The apologies have begun after all six Premier League clubs announced their withdrawal from the hugely controversial European Super League on a dramatic night.
Tottenham chairman Daniel Levy said the club “regret the anxiety and upset caused by the proposal” while Arsenal apologised for their “mistake” in signing up for the venture.
Liverpool principal owner John W Henry took full responsibility for the “disruption” caused by the project in a video message to supporters.
“I want to apologise to all the fans and supporters of Liverpool Football Club for the disruption I caused over the last 48 hours,” Henry said.
“It goes without saying but should be said, the project put forward was never going to stand without the support of the fans.
“No-one ever thought differently in England. Over these 48 hours you were very clear that it would not stand. We heard you. I heard you.”
Manchester United, Manchester City and Chelsea were a little more prosaic in confirming they were pulling out of the breakaway league with short statements, but the fallout is unlikely to end there.
Ed Woodward announced he will step down as United executive vice-chairman by the end of 2021, while Gary Neville and Jamie Carragher called for changes at the top at the Red Devils and Liverpool, the teams they respectively support.
It is understood Tottenham fans are planning to go ahead with a protest against the club’s owners on Wednesday afternoon, while the Chelsea Supporters Trust has called for Chelsea chairman Bruce Buck and chief executive Guy Laurence to go.
The English ‘Big Six’ had agreed to join the new league alongside Real Madrid, Barcelona, Atletico Madrid, Juventus, and the two Milan clubs.
But following Monday night’s drama the proposed league – which was due to have 15 permanent members with five others qualifying each season – lies in tatters.
In a statement early on Wednesday, the Super League said it was considering “appropriate steps to reshape the project” but when asked by Reuters on Wednesday morning if the league could continue, Juventus chairman Andrea Agnelli – a Super League vice-chairman – said: “To be frank and honest no, evidently that is not the case.”
Atletico and Inter became the seventh and eighth sides respectively to officially withdraw when they issued statements on Wednesday morning, closely followed by AC Milan, who nevertheless defiantly claimed “change is not always easy, but evolution is necessary for progress”.
Juventus soon released a statement in which they admitted there were “limited possibilities” for the Super League to proceed in its original format, without explicitly confirming their intention to withdraw.
UEFA president Aleksander Ceferin welcomed the withdrawal of the English clubs from the planned breakaway league.
“I said yesterday that it is admirable to admit a mistake and these clubs made a big mistake,” he said. “But they are back in the fold now and I know they have a lot to offer not just to our competitions but to the whole of the European game.
“The important thing now is that we move on, rebuild the unity that the game enjoyed before this and move forward together.”
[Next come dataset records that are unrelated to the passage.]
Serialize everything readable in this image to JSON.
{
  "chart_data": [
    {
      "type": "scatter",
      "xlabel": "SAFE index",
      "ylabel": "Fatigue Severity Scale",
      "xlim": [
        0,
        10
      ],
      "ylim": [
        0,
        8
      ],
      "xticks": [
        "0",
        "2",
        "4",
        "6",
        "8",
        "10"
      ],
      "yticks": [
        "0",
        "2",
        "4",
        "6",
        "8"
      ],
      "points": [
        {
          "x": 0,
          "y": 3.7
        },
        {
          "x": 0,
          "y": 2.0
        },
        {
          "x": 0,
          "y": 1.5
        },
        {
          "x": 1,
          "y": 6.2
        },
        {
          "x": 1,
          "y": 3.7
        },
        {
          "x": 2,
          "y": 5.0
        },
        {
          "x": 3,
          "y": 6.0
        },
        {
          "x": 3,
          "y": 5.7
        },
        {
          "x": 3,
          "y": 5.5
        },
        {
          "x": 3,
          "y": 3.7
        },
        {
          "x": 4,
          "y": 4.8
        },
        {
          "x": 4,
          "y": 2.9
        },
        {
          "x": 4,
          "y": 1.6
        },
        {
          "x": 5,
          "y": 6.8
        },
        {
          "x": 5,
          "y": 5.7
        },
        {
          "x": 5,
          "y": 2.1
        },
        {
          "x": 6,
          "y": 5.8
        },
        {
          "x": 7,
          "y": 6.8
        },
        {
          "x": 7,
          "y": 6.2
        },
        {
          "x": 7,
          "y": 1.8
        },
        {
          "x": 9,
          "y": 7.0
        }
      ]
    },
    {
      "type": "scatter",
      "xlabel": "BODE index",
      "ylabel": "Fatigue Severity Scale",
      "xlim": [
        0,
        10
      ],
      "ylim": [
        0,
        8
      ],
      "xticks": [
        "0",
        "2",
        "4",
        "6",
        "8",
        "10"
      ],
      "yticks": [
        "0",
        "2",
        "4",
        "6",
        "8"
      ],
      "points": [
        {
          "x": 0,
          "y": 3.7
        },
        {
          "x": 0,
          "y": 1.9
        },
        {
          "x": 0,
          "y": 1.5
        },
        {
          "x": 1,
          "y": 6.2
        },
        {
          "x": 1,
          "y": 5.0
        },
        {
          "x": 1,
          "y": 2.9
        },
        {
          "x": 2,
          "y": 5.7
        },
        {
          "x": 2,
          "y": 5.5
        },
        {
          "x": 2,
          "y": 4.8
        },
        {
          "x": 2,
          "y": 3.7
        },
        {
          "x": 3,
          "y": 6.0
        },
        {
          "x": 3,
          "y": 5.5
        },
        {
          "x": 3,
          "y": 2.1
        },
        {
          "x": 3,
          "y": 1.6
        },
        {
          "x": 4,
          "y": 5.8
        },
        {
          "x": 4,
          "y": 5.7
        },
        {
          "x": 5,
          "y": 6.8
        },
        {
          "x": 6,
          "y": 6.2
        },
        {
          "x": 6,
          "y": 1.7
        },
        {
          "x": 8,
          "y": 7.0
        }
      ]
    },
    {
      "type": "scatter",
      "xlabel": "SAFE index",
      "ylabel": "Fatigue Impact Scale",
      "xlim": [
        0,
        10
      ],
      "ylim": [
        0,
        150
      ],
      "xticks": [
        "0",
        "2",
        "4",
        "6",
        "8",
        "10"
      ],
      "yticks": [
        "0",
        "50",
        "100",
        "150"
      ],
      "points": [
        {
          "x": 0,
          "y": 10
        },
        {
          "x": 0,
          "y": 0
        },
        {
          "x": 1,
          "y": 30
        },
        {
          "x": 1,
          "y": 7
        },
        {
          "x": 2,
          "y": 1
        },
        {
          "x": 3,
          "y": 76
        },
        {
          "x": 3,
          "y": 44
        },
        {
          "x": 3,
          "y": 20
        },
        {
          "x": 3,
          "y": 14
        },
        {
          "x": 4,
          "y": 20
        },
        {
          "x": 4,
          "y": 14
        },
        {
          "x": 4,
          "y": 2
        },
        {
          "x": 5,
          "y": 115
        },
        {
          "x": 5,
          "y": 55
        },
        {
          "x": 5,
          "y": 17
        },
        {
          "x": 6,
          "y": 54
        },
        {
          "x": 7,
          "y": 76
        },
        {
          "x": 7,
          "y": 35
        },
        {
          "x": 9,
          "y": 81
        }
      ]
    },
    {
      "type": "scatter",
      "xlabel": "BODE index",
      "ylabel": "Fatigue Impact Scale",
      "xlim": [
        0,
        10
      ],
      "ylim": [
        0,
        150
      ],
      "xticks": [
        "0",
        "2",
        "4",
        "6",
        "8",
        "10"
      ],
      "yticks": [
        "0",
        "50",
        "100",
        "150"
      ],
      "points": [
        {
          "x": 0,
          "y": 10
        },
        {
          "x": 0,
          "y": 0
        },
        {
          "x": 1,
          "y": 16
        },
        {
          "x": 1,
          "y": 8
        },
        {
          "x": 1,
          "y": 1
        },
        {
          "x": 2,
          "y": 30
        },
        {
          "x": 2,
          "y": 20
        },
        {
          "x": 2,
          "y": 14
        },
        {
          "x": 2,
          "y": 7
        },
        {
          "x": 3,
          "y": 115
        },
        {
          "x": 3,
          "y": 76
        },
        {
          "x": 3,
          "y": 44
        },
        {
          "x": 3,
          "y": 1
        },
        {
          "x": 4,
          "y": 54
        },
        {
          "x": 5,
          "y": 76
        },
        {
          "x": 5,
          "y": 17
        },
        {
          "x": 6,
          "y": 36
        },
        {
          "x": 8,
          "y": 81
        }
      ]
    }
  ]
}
While senior figures at the six clubs involved have difficult questions to answer, fans, players, managers and pundits alike were celebrating an important victory.
Prime Minister Boris Johnson hailed the announcements of the English clubs’ withdrawals as “the right result”.
Johnson tweeted: “I welcome last night’s announcement.
“This is the right result for football fans, clubs, and communities across the country. We must continue to protect our cherished national game.”
Neville said on Sky Sports: “It’s absolutely incredible. There was large concern yesterday morning as a Manchester United fan thinking Joel Glazer put his name on a statement – you thought it’s going to be difficult to back down.
“But City have enacted withdrawal proceedings and Chelsea are doing the same. It’s gone, done!”
Carragher, like Neville an outspoken critic of the Super League, tweeted a picture of a headstone engraved with the inscription “European Super League, born April 18, 2021, died April 20, 2021.”
Carragher claimed the comments of Liverpool boss Jurgen Klopp, midfielder James Milner and Leeds striker Patrick Bamford after Monday night’s match helped swing the balance.
“I just think the reaction of everybody, Jurgen Klopp coming out last night, James Milner and Patrick Bamford,” he told Sky Sports on Tuesday evening.
“Yesterday afternoon I was fearful. It was really serious, it felt like there was no fight, that the ship had sailed.
“But after the game I felt re-energised and was confident this would be over after those players came out. That gave me a huge lift. I said as soon as one goes that’s the end of it, and it’s finished.”
Liverpool captain Jordan Henderson led the backlash within the club with a tweet which read: “We don’t like it and we don’t want it to happen. This is our collective position.
“Our commitment to this football club and its supporters is absolute and unconditional. You’ll never walk alone.”
Carragher says club owners Fenway Sports Group should no longer continue at the helm.
“Klopp threw the owners under the bus, the captain has, Kenny Dalglish has,” he added.
“I don’t know what they are hanging on for. I don’t see a future for the ownership on the back of this.”